見ていた青春-その1-東大教養学部自治会副委員長の二戸左登志の場合 夏森龍之介

旅のエッセー集 甲斐鐵太郎

見ていた青春-その1-東大教養学部自治会副委員長の二戸左登志の場合 夏森龍之介

見ていた青春-その1-東大教養学部自治会副委員長の二戸左登志の場合 夏森龍之介

海辺の風景。エッセー「見ていた青春」(旧制浦和高等学校理科に入学した三人のその後の人生)

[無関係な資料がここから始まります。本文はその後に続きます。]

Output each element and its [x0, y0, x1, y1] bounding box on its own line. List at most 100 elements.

写真は1950年5月16日東京大学構内におけるイールズ声明反対闘争

(タイトル)

見ていた青春-その1-東大教養学部自治会副委員長の二戸左登志の場合 夏森龍之介

(本文)

旧制中学三修で海軍兵学校生徒に

 太平洋戦争の最末期、海軍兵学校は海軍兵学校は大量に生徒を募集した。それまで旧制中学校4年修了だったものを三年修了に繰り上げての募集であった。募集は1944年の夏。翌年の1945年4月に入学させた。

 父親が海運会社の航海士であったことから神戸で生れた二戸左登志(にのへ さとし)は父親の生まれ故郷の会津に疎開し、会津中学にいて、三修(さんしゅう、三年修了の意味)で江田島の海軍兵学校に入校した。入校の生徒数が多かったために本校のほかに分校がつくれてていて二戸左登志は江田島にある大原分校の海軍兵学校生徒となった。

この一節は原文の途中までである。